L’île de la Tortue

 

L’île de la Tortue vient d’une histoire amérindienne. Beaucoup de tribus pensent que la Terre est portée par une tortue. Est-ce à dire que nous vivons sur la carapace d’une tortue ? Pas du tout. Les tribus ne sont pas des cons. Ils croient qu’une tortue gigantesque a porté notre planète. Ils savent que nous lui sommes redevables, car sans la grande tortue, où serions-nous ? Que serions-nous ? Qui serais-tu ?

 

Le pied de la lettre

On a toujours tendance à prendre les légendes au pied de la lettre. Et on les trouve débiles. Les légendes ne sont jamais débiles. Ce qui déconne, c’est le pied de la lettre. On oublie juste de creuser au-delà des apparences. Nous sommes si petits, minuscules. Ce qui ne nous empêche pas d’être si orgueilleux. Nous pensons forcément que les autres sont complètement cons. On fait les autres à son image. Ça nous laisse une chance. Mince, mais une chance tout de même. En forçant, on pourra se glisser. Faire le malin. Épater la galerie.

Qu’est-ce qu’on fait d’autre avec sa vie ? Au lieu de rêver. On emmène sa pute au ciné. On sort. On se montre. Pis on rentre chez soi. On se pâme, on fait le malin. Quatre-vingt quinze pour cent du temps, on glandouille. Au lieu de rêver. On travaille, on gratte ce qu’on peut. Faire bouillir la marmite. Faut bien vivre, en arnaquant les gens. Au lieu de planer dans l’astral. Au lieu de baiser la lumière. Au lieu de s’intituler Je Rêve. Je Rêve et Je Me Souviens. Tu viens ?

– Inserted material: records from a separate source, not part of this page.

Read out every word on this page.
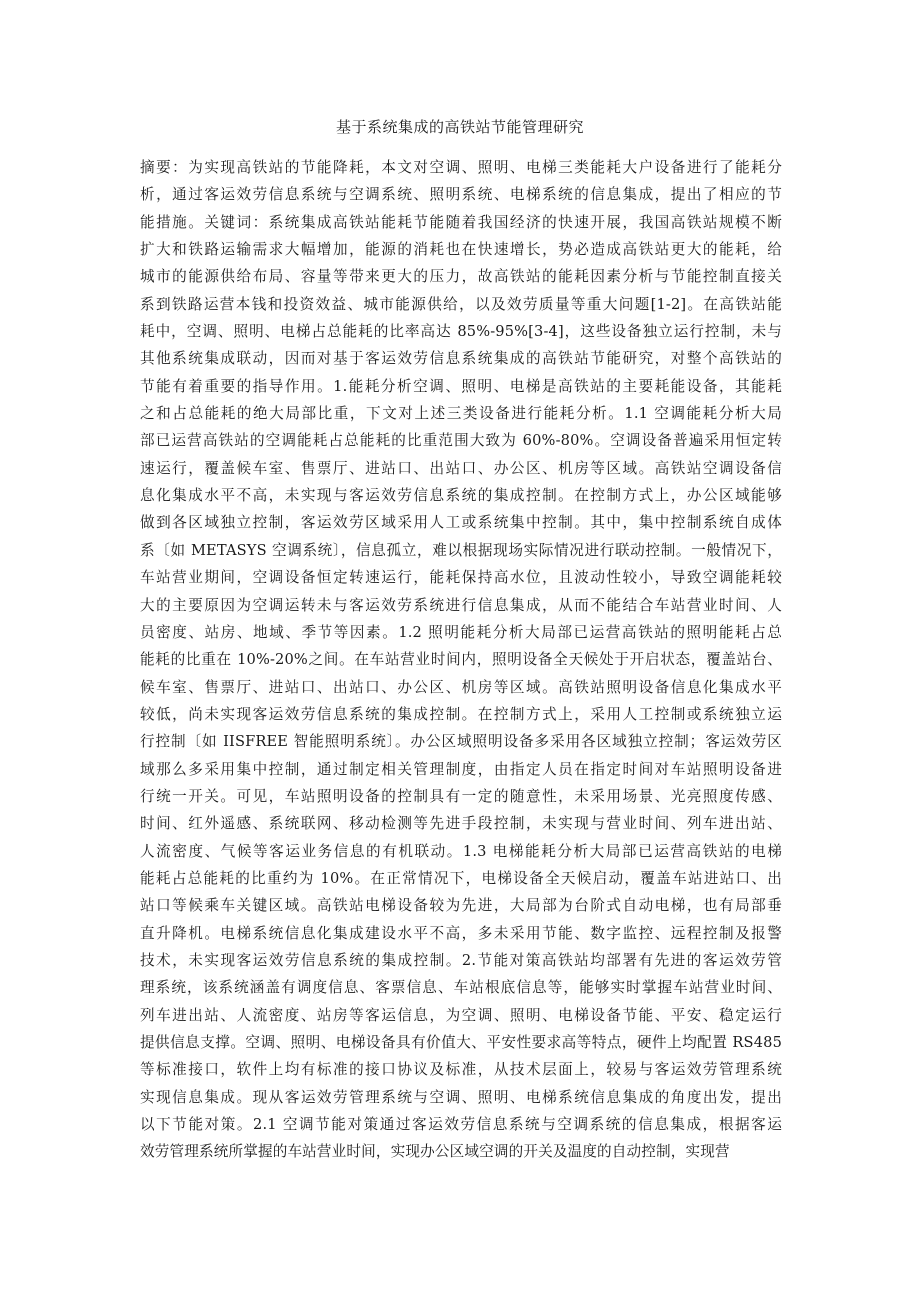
基于系统集成的高铁站节能管理研究
摘要：为实现高铁站的节能降耗，本文对空调、照明、电梯三类能耗大户设备进行了能耗分
析，通过客运效劳信息系统与空调系统、照明系统、电梯系统的信息集成，提出了相应的节
能措施。关键词：系统集成高铁站能耗节能随着我国经济的快速开展，我国高铁站规模不断
扩大和铁路运输需求大幅增加，能源的消耗也在快速增长，势必造成高铁站更大的能耗，给
城市的能源供给布局、容量等带来更大的压力，故高铁站的能耗因素分析与节能控制直接关
系到铁路运营本钱和投资效益、城市能源供给，以及效劳质量等重大问题[1-2]。在高铁站能
耗中，空调、照明、电梯占总能耗的比率高达 85%-95%[3-4]，这些设备独立运行控制，未与
其他系统集成联动，因而对基于客运效劳信息系统集成的高铁站节能研究，对整个高铁站的
节能有着重要的指导作用。1.能耗分析空调、照明、电梯是高铁站的主要耗能设备，其能耗
之和占总能耗的绝大局部比重，下文对上述三类设备进行能耗分析。1.1 空调能耗分析大局
部已运营高铁站的空调能耗占总能耗的比重范围大致为 60%-80%。空调设备普遍采用恒定转
速运行，覆盖候车室、售票厅、进站口、出站口、办公区、机房等区域。高铁站空调设备信
息化集成水平不高，未实现与客运效劳信息系统的集成控制。在控制方式上，办公区域能够
做到各区域独立控制，客运效劳区域采用人工或系统集中控制。其中，集中控制系统自成体
系〔如 METASYS 空调系统〕，信息孤立，难以根据现场实际情况进行联动控制。一般情况下，
车站营业期间，空调设备恒定转速运行，能耗保持高水位，且波动性较小，导致空调能耗较
大的主要原因为空调运转未与客运效劳系统进行信息集成，从而不能结合车站营业时间、人
员密度、站房、地域、季节等因素。1.2 照明能耗分析大局部已运营高铁站的照明能耗占总
能耗的比重在 10%-20%之间。在车站营业时间内，照明设备全天候处于开启状态，覆盖站台、
候车室、售票厅、进站口、出站口、办公区、机房等区域。高铁站照明设备信息化集成水平
较低，尚未实现客运效劳信息系统的集成控制。在控制方式上，采用人工控制或系统独立运
行控制〔如 IISFREE 智能照明系统〕。办公区域照明设备多采用各区域独立控制；客运效劳区
域那么多采用集中控制，通过制定相关管理制度，由指定人员在指定时间对车站照明设备进
行统一开关。可见，车站照明设备的控制具有一定的随意性，未采用场景、光亮照度传感、
时间、红外遥感、系统联网、移动检测等先进手段控制，未实现与营业时间、列车进出站、
人流密度、气候等客运业务信息的有机联动。1.3 电梯能耗分析大局部已运营高铁站的电梯
能耗占总能耗的比重约为 10%。在正常情况下，电梯设备全天候启动，覆盖车站进站口、出
站口等候乘车关键区域。高铁站电梯设备较为先进，大局部为台阶式自动电梯，也有局部垂
直升降机。电梯系统信息化集成建设水平不高，多未采用节能、数字监控、远程控制及报警
技术，未实现客运效劳信息系统的集成控制。2.节能对策高铁站均部署有先进的客运效劳管
理系统，该系统涵盖有调度信息、客票信息、车站根底信息等，能够实时掌握车站营业时间、
列车进出站、人流密度、站房等客运信息，为空调、照明、电梯设备节能、平安、稳定运行
提供信息支撑。空调、照明、电梯设备具有价值大、平安性要求高等特点，硬件上均配置 RS485
等标准接口，软件上均有标准的接口协议及标准，从技术层面上，较易与客运效劳管理系统
实现信息集成。现从客运效劳管理系统与空调、照明、电梯系统信息集成的角度出发，提出
以下节能对策。2.1 空调节能对策通过客运效劳信息系统与空调系统的信息集成，根据客运
效劳管理系统所掌握的车站营业时间，实现办公区域空调的开关及温度的自动控制，实现营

L’île tortue raconte à mots cachés l’histoire différente d’un passé oublié. Les reptiliens. Méchant coup de pouce ! Ils sont venus nous aider. Ils ont tout fait pour qu’on grandisse. Au lieu de rêver à leur idée, ils nous ont fait cadeau du Rêve. On a mis l’oubli par dessus. Passe à autre chose gamin. La vie en rose couleur câlin. Fais ton malin. Au lieu de rêver à ton idée. Va dégueuler plus loin. T’es qu’un con mais je t’aime bien.

 

Reptiles de la Grande Ourse

La grande maison des tortues, des lézards et des varans, des serpents, des crocodiles du Nil et d’une île, la maison des reptiles est venue de loin pour tâter le terrain. C’était une première. Les reptiles sont venus dans une bille de verre de la taille d’une planète. La carapace transparente laissait voir entre les écailles quatre quartiers de camembert, quatre parts de tarte. Un continent coupé en quatre. Sous-continents triangulaires — ou presque. Le petit côté est convexe. L’un s’appelle Avalon, les trois autres somnolent sans nom. On les appelait les quatre îles au nord du monde.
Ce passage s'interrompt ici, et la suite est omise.